Le comento: sucede que, con el boom de internet, las redes sociales, los mails, los bonos de descuentos, facebook, showmatch, etc., el envejecimiento no está permitido, y mucho menos el envejecimiento en las costumbres.
Si Ud. tiene hijos y surge una joda con amigos, Ud. tiene que enchufarle sus hijos a algún pariente o contratar a alguien. No puede perderse una reunión como esa, ni aunque sus hijos tengan fiebre. Porque sino van a pensar que Ud. está envejeciendo. Que le dá fiaca salir con frío. Que ya no está para trasnochar.
Nadie puede faltar, sino quiere dar lugar a que se piense que el tiempo lo ha deteriorado.

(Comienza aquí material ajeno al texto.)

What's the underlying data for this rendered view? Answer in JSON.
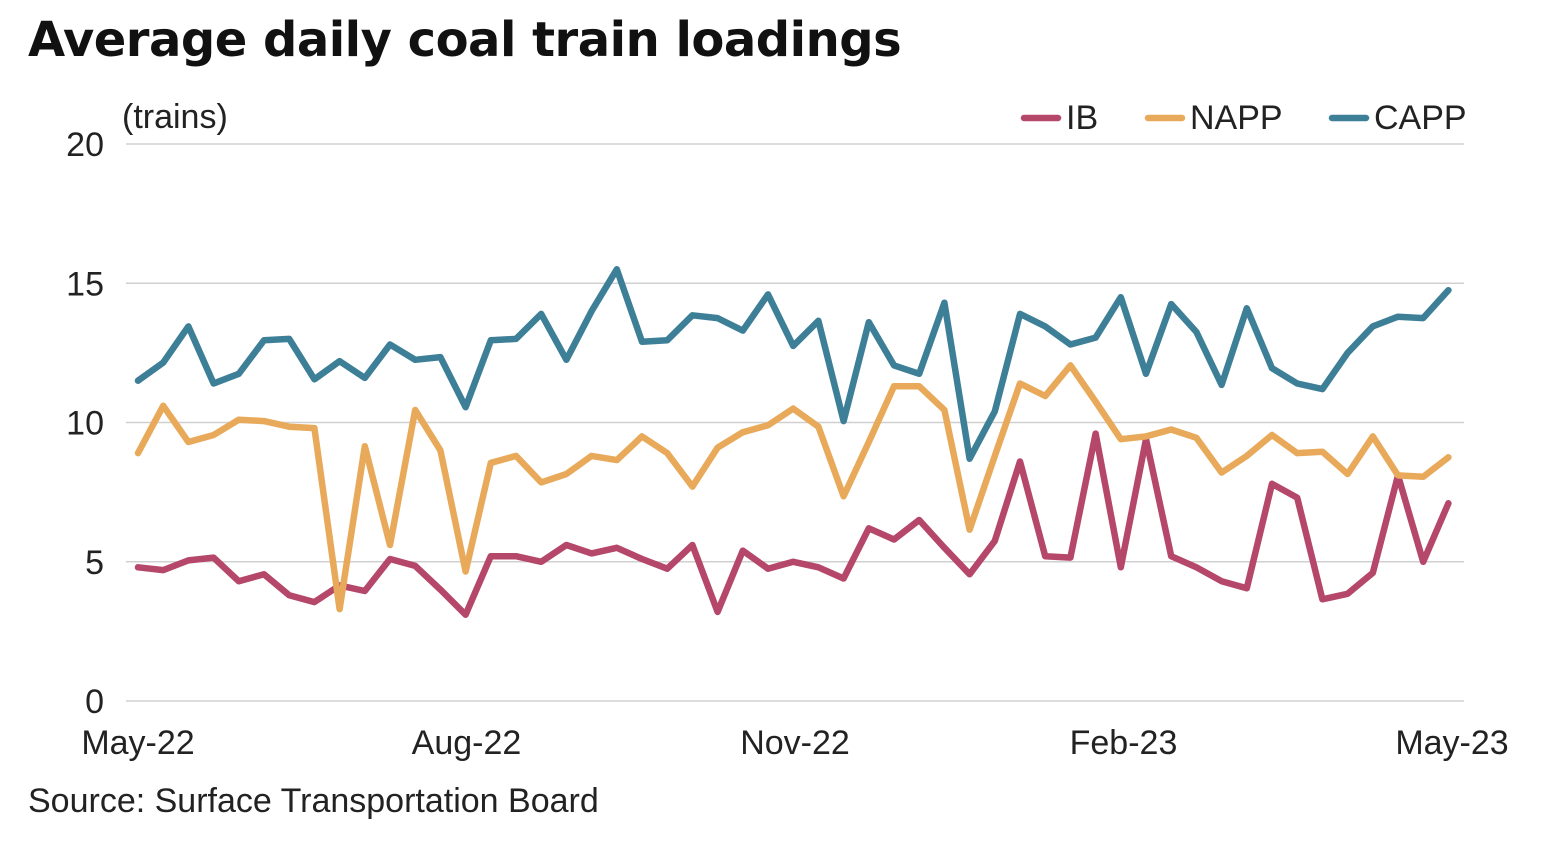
{
  "title": "Average daily coal train loadings",
  "source": "Source: Surface Transportation Board",
  "colors": {
    "IB": "#b5476a",
    "NAPP": "#e8aa5a",
    "CAPP": "#3e7f98"
  },
  "chart_data": {
    "type": "line",
    "title": "Average daily coal train loadings",
    "ylabel": "(trains)",
    "xlabel": "",
    "ylim": [
      0,
      20
    ],
    "yticks": [
      "0",
      "5",
      "10",
      "15",
      "20"
    ],
    "xticks": [
      "May-22",
      "Aug-22",
      "Nov-22",
      "Feb-23",
      "May-23"
    ],
    "grid": true,
    "legend_position": "top-right",
    "x_range": [
      "2022-05-01",
      "2023-05-01"
    ],
    "x": [
      "2022-05-01",
      "2022-05-08",
      "2022-05-15",
      "2022-05-22",
      "2022-05-29",
      "2022-06-05",
      "2022-06-12",
      "2022-06-19",
      "2022-06-26",
      "2022-07-03",
      "2022-07-10",
      "2022-07-17",
      "2022-07-24",
      "2022-07-31",
      "2022-08-07",
      "2022-08-14",
      "2022-08-21",
      "2022-08-28",
      "2022-09-04",
      "2022-09-11",
      "2022-09-18",
      "2022-09-25",
      "2022-10-02",
      "2022-10-09",
      "2022-10-16",
      "2022-10-23",
      "2022-10-30",
      "2022-11-06",
      "2022-11-13",
      "2022-11-20",
      "2022-11-27",
      "2022-12-04",
      "2022-12-11",
      "2022-12-18",
      "2022-12-25",
      "2023-01-01",
      "2023-01-08",
      "2023-01-15",
      "2023-01-22",
      "2023-01-29",
      "2023-02-05",
      "2023-02-12",
      "2023-02-19",
      "2023-02-26",
      "2023-03-05",
      "2023-03-12",
      "2023-03-19",
      "2023-03-26",
      "2023-04-02",
      "2023-04-09",
      "2023-04-16",
      "2023-04-23",
      "2023-04-30"
    ],
    "series": [
      {
        "name": "IB",
        "values": [
          4.8,
          4.7,
          5.05,
          5.15,
          4.3,
          4.55,
          3.8,
          3.55,
          4.15,
          3.95,
          5.1,
          4.85,
          4.0,
          3.1,
          5.2,
          5.2,
          5.0,
          5.6,
          5.3,
          5.5,
          5.1,
          4.75,
          5.6,
          3.2,
          5.4,
          4.75,
          5.0,
          4.8,
          4.4,
          6.2,
          5.8,
          6.5,
          5.5,
          4.55,
          5.75,
          8.6,
          5.2,
          5.15,
          9.6,
          4.8,
          9.4,
          5.2,
          4.8,
          4.3,
          4.05,
          7.8,
          7.3,
          3.65,
          3.85,
          4.6,
          8.1,
          5.0,
          7.1
        ]
      },
      {
        "name": "NAPP",
        "values": [
          8.9,
          10.6,
          9.3,
          9.55,
          10.1,
          10.05,
          9.85,
          9.8,
          3.3,
          9.15,
          5.6,
          10.45,
          9.0,
          4.65,
          8.55,
          8.8,
          7.85,
          8.15,
          8.8,
          8.65,
          9.5,
          8.9,
          7.7,
          9.1,
          9.65,
          9.9,
          10.5,
          9.85,
          7.35,
          9.3,
          11.3,
          11.3,
          10.45,
          6.15,
          8.8,
          11.4,
          10.95,
          12.05,
          10.75,
          9.4,
          9.5,
          9.75,
          9.45,
          8.2,
          8.8,
          9.55,
          8.9,
          8.95,
          8.15,
          9.5,
          8.1,
          8.05,
          8.75
        ]
      },
      {
        "name": "CAPP",
        "values": [
          11.5,
          12.15,
          13.45,
          11.4,
          11.75,
          12.95,
          13.0,
          11.55,
          12.2,
          11.6,
          12.8,
          12.25,
          12.35,
          10.55,
          12.95,
          13.0,
          13.9,
          12.25,
          14.0,
          15.5,
          12.9,
          12.95,
          13.85,
          13.75,
          13.3,
          14.6,
          12.75,
          13.65,
          10.05,
          13.6,
          12.05,
          11.75,
          14.3,
          8.7,
          10.4,
          13.9,
          13.45,
          12.8,
          13.05,
          14.5,
          11.75,
          14.25,
          13.25,
          11.35,
          14.1,
          11.95,
          11.4,
          11.2,
          12.5,
          13.45,
          13.8,
          13.75,
          14.75
        ]
      }
    ]
  }
}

Como verdaderos protagonistas de la historia contemporánea, los bajoflorecinos no pueden abstraerse de esta realidad. Claro que van a festejar, y por supuesto en uan disco. La ropa que van a usar es la misma que usan los veinteañeros.
Trartaran de estar radiantes (ellos y ellas) Saben a la perfección la bondades de cicatricure, la elastina, los antioxidantes, los electrodos, y demás elixires cybernéticos que les aseguran una juventud casi eterna, que les permite competir (al menos esa es la ilusión) con los jóvenes, aunque a la mañana siguiente, los dolores musculares, la ácidez estomacal y las crecientes marcas en el rostro, le indiquen un almanaque real, para el cual no hay otro remedio que la resignación.